Extra lines in summary file with large number of samples

Closed this issue · 5 comments

Hello again!

I'm encountering an issue where extra lines are added to the cecret_results.csv file when a large number (hundreds) of samples are run together.

Basically, I get two extra lines in my cecret_results.csv that look like:

name,name,,,p/f,,,,,,,,model,alerts,,,,,,,,,,,,,,,,,,,,,,v3.14.240610,artic 1.2.4
seq,seq,,,best,,,,,,,,seq,,,,,,,,,,,,,,,,,,,,,,,v3.14.240610,artic 1.2.4

This only seems to happen when I run large batches of samples through together.

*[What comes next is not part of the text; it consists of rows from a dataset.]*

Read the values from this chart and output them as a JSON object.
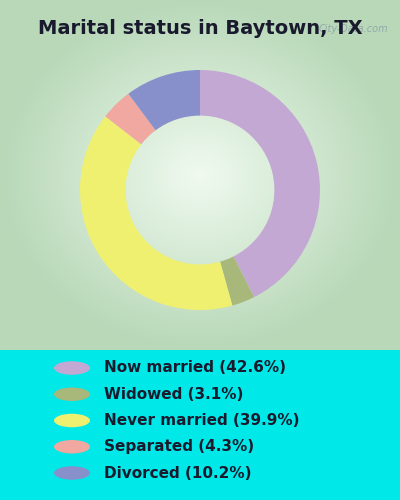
{
  "title": "Marital status in Baytown, TX",
  "slices": [
    {
      "label": "Now married (42.6%)",
      "value": 42.6,
      "color": "#C4A8D4"
    },
    {
      "label": "Widowed (3.1%)",
      "value": 3.1,
      "color": "#A8B87A"
    },
    {
      "label": "Never married (39.9%)",
      "value": 39.9,
      "color": "#F0F070"
    },
    {
      "label": "Separated (4.3%)",
      "value": 4.3,
      "color": "#F0A8A0"
    },
    {
      "label": "Divorced (10.2%)",
      "value": 10.2,
      "color": "#8890CC"
    }
  ],
  "bg_color": "#00E8E8",
  "panel_edge_color": "#B8D8B8",
  "panel_center_color": "#F0FAF0",
  "watermark": "City-Data.com",
  "title_fontsize": 14,
  "legend_fontsize": 11,
  "start_angle": 90,
  "donut_width": 0.38
}
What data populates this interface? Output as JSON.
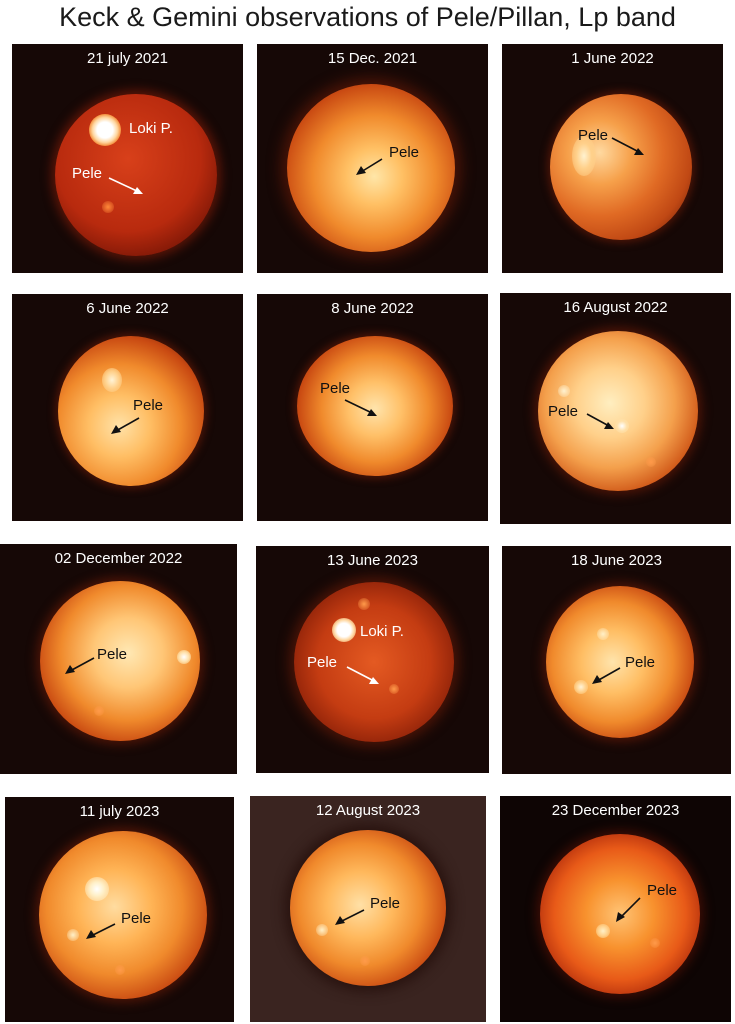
{
  "title": "Keck & Gemini observations of Pele/Pillan, Lp band",
  "panels": [
    {
      "date": "21 july 2021",
      "labels": {
        "loki": "Loki P.",
        "pele": "Pele"
      },
      "label_color": "#ffffff",
      "arrow_color": "#ffffff"
    },
    {
      "date": "15 Dec. 2021",
      "labels": {
        "pele": "Pele"
      },
      "label_color": "#111111",
      "arrow_color": "#111111"
    },
    {
      "date": "1 June 2022",
      "labels": {
        "pele": "Pele"
      },
      "label_color": "#111111",
      "arrow_color": "#111111"
    },
    {
      "date": "6 June 2022",
      "labels": {
        "pele": "Pele"
      },
      "label_color": "#111111",
      "arrow_color": "#111111"
    },
    {
      "date": "8 June 2022",
      "labels": {
        "pele": "Pele"
      },
      "label_color": "#111111",
      "arrow_color": "#111111"
    },
    {
      "date": "16 August 2022",
      "labels": {
        "pele": "Pele"
      },
      "label_color": "#111111",
      "arrow_color": "#111111"
    },
    {
      "date": "02 December 2022",
      "labels": {
        "pele": "Pele"
      },
      "label_color": "#111111",
      "arrow_color": "#111111"
    },
    {
      "date": "13 June 2023",
      "labels": {
        "loki": "Loki P.",
        "pele": "Pele"
      },
      "label_color": "#ffffff",
      "arrow_color": "#ffffff"
    },
    {
      "date": "18 June 2023",
      "labels": {
        "pele": "Pele"
      },
      "label_color": "#111111",
      "arrow_color": "#111111"
    },
    {
      "date": "11 july 2023",
      "labels": {
        "pele": "Pele"
      },
      "label_color": "#111111",
      "arrow_color": "#111111"
    },
    {
      "date": "12 August 2023",
      "labels": {
        "pele": "Pele"
      },
      "label_color": "#111111",
      "arrow_color": "#111111"
    },
    {
      "date": "23 December 2023",
      "labels": {
        "pele": "Pele"
      },
      "label_color": "#111111",
      "arrow_color": "#111111"
    }
  ]
}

I've tracked these extra lines back to the vadr.sqa file used during the cecret summary process (see: ncbi/vadr#81)

I think one possible fix would be to edit the line below replacing grep -v "#-" with grep -v "^#"" (as Eric suggests in the vadr issue).

if [ -s "vadr.vadr.sqa" ] ; then tail -n +2 "vadr.vadr.sqa" | grep -v "#-" | tr -s '[:blank:]' ',' > vadr.csv ; fi

Let me know if you need any other info or want me to try something else on my setup, and thanks again for all your work on Cecret.

Oh SNAP!

FYI, I'm working on this today

I actually need the vadr header, but the latest set of updates that are currently going through testing should fix the issue you are seeing.

Thank you for bringing this to my attention!

This issue should be fixed now!!!

Works perfect, thanks for the update!